Clearly we have the integrated premises of a worsted manufacturer with a spinning mill and weaving shed, both provided with independent steam power. The cottages included would not have housed more than a tiny fraction of the workforce. Perhaps they were occupied by men whose permanent presence on-site was desirable, such as ostlers or night watchmen. A substantial warehouse is included, but there is no dye house. As was common practice woven pieces must have been sent to commission dyers. A counting house was essentially a works office. I was puzzled by the sizing room but it seems that warps were treated, or sized, to make them stronger.

Where was this mill sited? Canal Road and Valley Road are two long sides of a scalene triangle that meet near the city centre immediately west of the canal.
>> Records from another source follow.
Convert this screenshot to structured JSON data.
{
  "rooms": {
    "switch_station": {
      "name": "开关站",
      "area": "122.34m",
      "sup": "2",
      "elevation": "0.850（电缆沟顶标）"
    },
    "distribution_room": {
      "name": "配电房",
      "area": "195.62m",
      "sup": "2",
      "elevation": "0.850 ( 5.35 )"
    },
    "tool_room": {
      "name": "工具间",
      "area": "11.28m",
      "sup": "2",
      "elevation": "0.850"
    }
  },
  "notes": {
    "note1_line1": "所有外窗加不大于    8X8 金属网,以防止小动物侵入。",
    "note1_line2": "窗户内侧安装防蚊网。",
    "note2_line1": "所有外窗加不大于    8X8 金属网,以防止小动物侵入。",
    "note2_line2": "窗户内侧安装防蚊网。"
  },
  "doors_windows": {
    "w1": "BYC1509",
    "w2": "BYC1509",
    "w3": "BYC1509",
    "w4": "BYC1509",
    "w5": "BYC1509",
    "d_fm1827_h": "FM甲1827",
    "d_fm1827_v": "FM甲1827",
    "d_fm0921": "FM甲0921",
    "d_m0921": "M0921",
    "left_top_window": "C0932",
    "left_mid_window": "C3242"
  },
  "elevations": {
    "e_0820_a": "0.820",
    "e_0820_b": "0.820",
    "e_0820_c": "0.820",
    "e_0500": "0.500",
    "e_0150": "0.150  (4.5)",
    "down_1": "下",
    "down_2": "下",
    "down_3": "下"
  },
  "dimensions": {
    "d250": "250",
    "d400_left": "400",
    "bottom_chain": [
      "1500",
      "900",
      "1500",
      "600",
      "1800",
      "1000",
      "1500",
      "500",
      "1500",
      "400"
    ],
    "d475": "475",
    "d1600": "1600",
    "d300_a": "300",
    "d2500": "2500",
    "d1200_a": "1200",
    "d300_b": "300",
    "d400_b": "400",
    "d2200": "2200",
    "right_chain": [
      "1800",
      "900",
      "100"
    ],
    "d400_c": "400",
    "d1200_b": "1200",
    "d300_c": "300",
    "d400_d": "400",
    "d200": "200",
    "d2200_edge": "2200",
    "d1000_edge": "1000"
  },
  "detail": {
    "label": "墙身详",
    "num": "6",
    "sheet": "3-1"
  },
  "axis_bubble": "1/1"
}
Holdsworth Street was the shorter third side that completed the triangle. It still exists, approached from the small roundabout from which you drive to Forster Square Station, but demolition and road development has left no visible trace of these buildings. Holdsworth Street and the spinning mill are present on the first OS map of the area (1851). The weaving shown here is not in the arrangement recorded in the 1851 OS nor the Bradford tithe map. Is our map older, or more recent? A nearby land owner is evidently the Bradford Gas & Light Company which was founded in the 1820s. The area involved remained the site of the Bradford Gas works for many decades to come.

Notice that the mill is adjacent to the William Rouse estate. I have briefly researched the Rouse family. William Rouse snr. (1765-1843) was a worsted spinner and weaver. His company (Wm. Rouse & Son) appears in the 1822 Gazetteer of the West Riding located at ‘Canal Side’. In subsequent trade directories it is placed nearby at: Mill Street, Canal Road, North Brook Street and, in 1872, Holdsworth Street. I am not sure if the same mill was being referred to on each occasion since in the Factory Commission report (1833) data was collected from three Rouse Mills, the oldest at Canal Side being built in 1815. The company’s closest brush with history must have been in 1820-22 when Titus Salt spent two years with them ‘learning the trade’ under the direction of John Hammond (see Jack Reynolds, The Great Paternalist, 1983, p.46). Rouse must have produced worsted stuff in the years before wool-combing was mechanised. With his son John (1794-1838) he employed hundreds of hand-combers who worked for him producing the wool ‘tops’ needed for the worsted process. By the time of William’s death the writing was on the wall for the poorly paid hand-combers whose trade was effectively destroyed by mechanical combs in the 1850s. The business clearly continued despite its founder’s death and the changing technology.

The 1853 White’s Leeds & the Clothing District Directory mentions a William Rouse, spinner & manufacturer, of West Lodge, Great Horton Road. William Rouse jnr. (1809-1868) had evidently succeeded his father. In the 1851 census Rouse reported employing 400 combers, 100 boys, and 150 girls. He may not have been too hard an employer since, on a Saturday in September 1849, the Bradford Observer records a works trip to Clapham by special train. Some employees saw the famous caves and others played cricket. All enjoyed a good dinner, and were home by 10 pm. William Rouse jnr. did everything expected of a successful textile man: church warden 1847, town counsellor 1848, magistrate 1852, and Poor Law overseer in 1860. By 1861 he was living in Burley House, Burley with his wife, children and six servants. He died there in 1868.

By the time of the 1879 PO Bradford Directory Wm. Rouse & Sons are placed at North Brook Street Mills. North Brook Street joins Canal Road just north of our map.  North Brook Mills are mentioned in the book Yorkshire Textile Mills 1779-1930 (RCHME) but unfortunately they had already been demolished when the mill survey was undertaken in the early 1990s. The mill in the plan is present in the 25 inch OS map of 1891. It seems to be linked to the named North Brook Street Mill but the mill building was then a warehouse, and the weaving shed was divided up between a repository and an engineering shop.

Wm. Rouse & Sons is included in The Century’s Progress, an 1893 work of self-publicity produced for Yorkshire industries. This states that the company was run by John, Frank and Herbert Rouse, grandsons of William Rouse snr. It is said to have operated ‘a vast home and export trade’ and to have had 40,000 spindles and 900 workers. The entry describes the company occupying the ‘Old Mills’ and the ‘New Mills’ acquired half a century earlier, that is in the 1840s. It states that the New Mills were in North Brook Street. I imagine that at some stage the company had created the premises illustrated in the plan but I am not sure if it was ‘Old’ or ‘New’. Can anyone help me?